Citation
Prof. Jean-Pierre Chrétien
CNRS
Chers amis, chères amies [note de bas de page n° 1 : Adresse recueillie à Bègles, France, le 27 mai 2022, par Vincent Duclert.],
Mon collègue et ami Vincent Duclert m’a demandé de vous adresser quelques mots. Je suis d’accord pour contribuer à ces majambo. Mais j’avoue que c’est difficile. Ce que vous avez vécu, ce que vous avez subi, on le sait, est indicible. Et ce n’est pas moi, depuis la France, qui vais apporter des mots magiques qui permettraient de surmonter votre douleur.

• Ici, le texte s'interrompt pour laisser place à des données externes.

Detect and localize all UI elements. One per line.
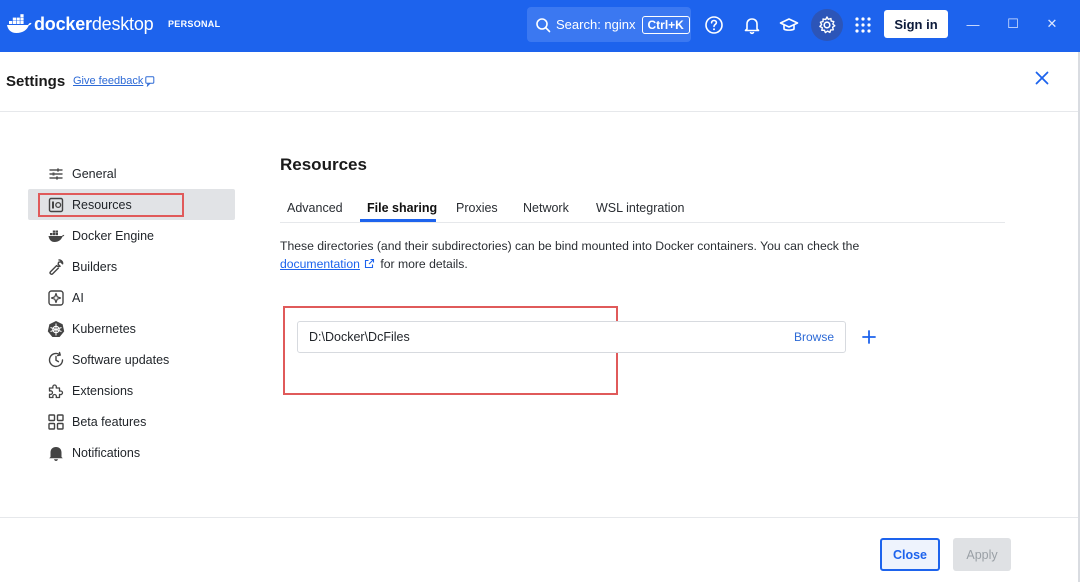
ai-sparkle-icon: [48, 289, 64, 306]
tab-file-sharing[interactable]: File sharing: [367, 201, 437, 215]
update-clock-icon: [48, 351, 64, 367]
sidebar-item-label: Beta features: [72, 414, 147, 429]
file-sharing-description: These directories (and their subdirector…: [280, 237, 900, 273]
sidebar-item-label: Notifications: [72, 445, 141, 460]
notifications-button[interactable]: [741, 14, 763, 36]
feedback-chat-icon: [145, 76, 155, 87]
help-icon: [705, 16, 723, 34]
puzzle-icon: [48, 383, 64, 398]
maximize-icon: ☐: [1007, 16, 1019, 31]
learning-center-button[interactable]: [778, 14, 800, 36]
wrench-icon: [49, 258, 64, 275]
documentation-link[interactable]: documentation: [280, 257, 360, 271]
sidebar-item-label: Software updates: [72, 352, 170, 367]
grid-dots-icon: [855, 17, 871, 33]
sidebar-item-extensions[interactable]: Extensions: [28, 375, 235, 406]
shared-path-value: D:\Docker\DcFiles: [309, 330, 410, 344]
sidebar-item-general[interactable]: General: [28, 158, 235, 189]
bell-icon: [49, 446, 63, 461]
sidebar-item-label: Builders: [72, 259, 118, 274]
docker-whale-icon: [48, 230, 65, 242]
sidebar-item-label: Extensions: [72, 383, 134, 398]
gear-icon: [819, 16, 836, 34]
logo-text-thin: desktop: [91, 13, 154, 34]
sidebar-item-notifications[interactable]: Notifications: [28, 437, 235, 468]
sidebar-item-label: Docker Engine: [72, 228, 154, 243]
maximize-button[interactable]: ☐: [1003, 14, 1023, 34]
shared-path-field[interactable]: D:\Docker\DcFiles Browse: [297, 321, 846, 353]
external-link-icon: [364, 258, 375, 269]
settings-button[interactable]: [811, 9, 843, 41]
give-feedback-link[interactable]: Give feedback: [73, 75, 143, 87]
close-button[interactable]: Close: [880, 538, 940, 571]
sliders-icon: [49, 168, 63, 179]
add-path-icon[interactable]: [860, 328, 878, 346]
search-bar[interactable]: Search: nginx Ctrl+K: [527, 7, 691, 42]
docker-desktop-logo: dockerdesktop: [6, 13, 154, 35]
docker-desktop-window: dockerdesktop PERSONAL Search: nginx Ctr…: [0, 0, 1080, 582]
sidebar-item-software-updates[interactable]: Software updates: [28, 344, 235, 375]
docker-whale-icon: [7, 14, 32, 33]
settings-header: Settings Give feedback: [0, 52, 1078, 112]
resources-highlight-box: [38, 193, 184, 217]
logo-text-bold: docker: [34, 13, 92, 34]
window-close-icon: ✕: [1046, 16, 1058, 31]
sidebar-item-docker-engine[interactable]: Docker Engine: [28, 220, 235, 251]
plan-badge: PERSONAL: [168, 19, 221, 29]
title-bar: dockerdesktop PERSONAL Search: nginx Ctr…: [0, 0, 1080, 52]
tab-proxies[interactable]: Proxies: [456, 201, 498, 215]
logo-text: dockerdesktop: [34, 13, 154, 35]
grid-icon: [48, 413, 64, 430]
minimize-button[interactable]: —: [963, 14, 983, 34]
bell-icon: [744, 18, 760, 35]
tab-wsl-integration[interactable]: WSL integration: [596, 201, 684, 215]
sidebar-item-kubernetes[interactable]: Kubernetes: [28, 313, 235, 344]
browse-button[interactable]: Browse: [794, 330, 834, 344]
page-title: Resources: [280, 155, 367, 174]
resources-tabs: Advanced File sharing Proxies Network WS…: [280, 197, 1005, 223]
help-button[interactable]: [703, 14, 725, 36]
sidebar-item-ai[interactable]: AI: [28, 282, 235, 313]
description-text-end: for more details.: [376, 257, 468, 271]
description-text: These directories (and their subdirector…: [280, 239, 860, 253]
minimize-icon: —: [966, 16, 980, 32]
sidebar-item-label: General: [72, 166, 117, 181]
search-label: Search: nginx: [556, 17, 636, 32]
search-icon: [536, 17, 551, 32]
window-close-button[interactable]: ✕: [1042, 14, 1062, 34]
tab-advanced[interactable]: Advanced: [287, 201, 343, 215]
kubernetes-icon: [47, 320, 65, 337]
search-shortcut: Ctrl+K: [641, 15, 690, 34]
footer-divider: [0, 517, 1078, 518]
graduation-cap-icon: [779, 18, 799, 31]
close-settings-icon[interactable]: [1033, 69, 1051, 87]
active-tab-indicator: [360, 219, 436, 222]
settings-title: Settings: [6, 73, 66, 90]
sidebar-item-label: Kubernetes: [72, 321, 136, 336]
sidebar-item-beta-features[interactable]: Beta features: [28, 406, 235, 437]
apps-grid-button[interactable]: [852, 14, 874, 36]
tab-network[interactable]: Network: [523, 201, 569, 215]
sign-in-button[interactable]: Sign in: [884, 10, 948, 38]
sidebar-item-builders[interactable]: Builders: [28, 251, 235, 282]
sidebar-item-label: AI: [72, 290, 84, 305]
apply-button[interactable]: Apply: [953, 538, 1011, 571]
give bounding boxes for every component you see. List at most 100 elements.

Alors que dire, sinon vous expliquer comment je peux partager ce que vous ressentez, et pas seulement contribuer à expliquer ce qui vous est arrivé.
D’abord tous ceux, comme moi, qui, à l’étranger, se sont évertués à alerter sur la menace puis la réalité du génocide des Tutsi, ont, indirectement compris sa violence absolue, à travers les tentatives de disqualification, les attaques, les insultes, voire les menaces qu’ils ont durablement subies, de la part de gens manifestement hostiles à ce travail qui nous semblait relever d’un devoir éthique. Une telle violence des mots ne pouvait que révéler, indirectement, l’énormité de la tragédie et la gravité des responsabilités engagées. De toute façon amaso y’ibikere ntabuz’abovomyi, comme on dit en kirundi.
Mais plus personnellement, mon regretté fils adoptif, un Burundais, avait assisté le 22 octobre 1993, depuis une cachette improvisée et alors qu’il n’avait que 10 ans, au massacre de ses parents et de ses trois sœurs, pour le seul fait d’être nés tutsi. Il n’a jamais pu surmonter le syndrome qu’avait laissé en lui cet événement. Un génocide se prépare chez les bourreaux. Mais ensuite il se prolonge dans des souffrances qui enjambant les générations.
Si je peux donc partager avec vous sur la gestion de ce deuil, je dirais que l’essentiel est non d’oublier l’inoubliable, mais de le gérer par la parole. De mon côté l’écriture est une façon de vivre avec ma douleur. Je sais que pour vous les commémorations d’avril, les témoignages en justice quand on en a la force et comme on l’a observé brillamment dans le procès de l’ancien préfet Bucyibaruta, représentent la force de se battre pour la vie.
Je vous exprime donc simplement toute ma sympathie.